Ia menegaskan tidak pernah melakukan tindakan pelecehan terhadap pasien dan menganggap tuduhan yang beredar di media sosial sebagai fitnah. Bahkan, ia menyatakan akan menempuh jalur hukum untuk memulihkan nama baiknya.
“Saya selama berjaga di situ bukan saya saja yang menyentuh pasien. Ada dokter, ada teman saya untuk pemeriksaan. Saya tidak pernah melecehkan siapa pun,” tegas Sulung.
Sementara itu, pihak RSUD Martapura juga memberikan klarifikasi terkait viralnya tuduhan tersebut.
Dokter RSUD Martapura, dr. Riko, menjelaskan bahwa berdasarkan kondisi di lapangan, dugaan pelecehan seperti yang dituduhkan dinilai sangat kecil kemungkinan terjadi.
Ia menerangkan, saat waktu yang disebutkan oleh pasien, ruang perawatan dalam kondisi terbuka. Selain terdapat lebih dari dua petugas jaga, di ruangan itu juga ada pasien lain yang didampingi anggota keluarganya sehingga tidak memungkinkan seorang perawat berduaan dengan pasien.
“Ruangan terbuka, petugas yang berjaga lebih dari dua orang. Di sebelahnya juga ada pasien lain beserta keluarganya dan tidak ada sekat. Jadi menurut saya sangat kecil kemungkinan, bahkan tidak mungkin terjadi pelecehan seperti yang dituduhkan,” jelas dr. Riko.
Pihak rumah sakit juga menyampaikan bahwa pasien memiliki riwayat epilepsi dan saat itu mendapatkan obat penenang sebagai bagian dari penanganan medis.

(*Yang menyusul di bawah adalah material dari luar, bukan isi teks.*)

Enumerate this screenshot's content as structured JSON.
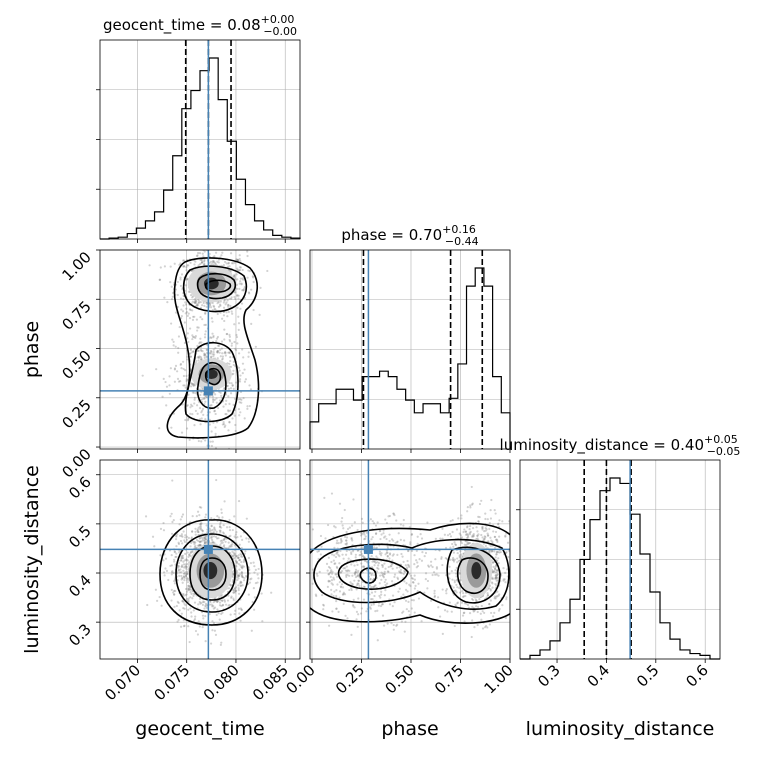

Menurut dr. Riko, salah satu kemungkinan yang masih perlu dikaji adalah adanya efek samping obat yang dapat memicu halusinasi. Meski demikian, hal tersebut bukan merupakan kesimpulan akhir dan proses pembuktian tetap menjadi kewenangan penyidik.
Terpisah, Polda Sumatera Selatan melalui Polres OKU Timur memastikan laporan dugaan tindak pidana kekerasan seksual tersebut telah diterima dan sedang diproses sesuai prosedur hukum. Polisi menyatakan penyidikan dilakukan secara profesional, objektif, serta tetap mengedepankan perlindungan terhadap korban dan asas praduga tak bersalah bagi pihak yang dilaporkan.(*)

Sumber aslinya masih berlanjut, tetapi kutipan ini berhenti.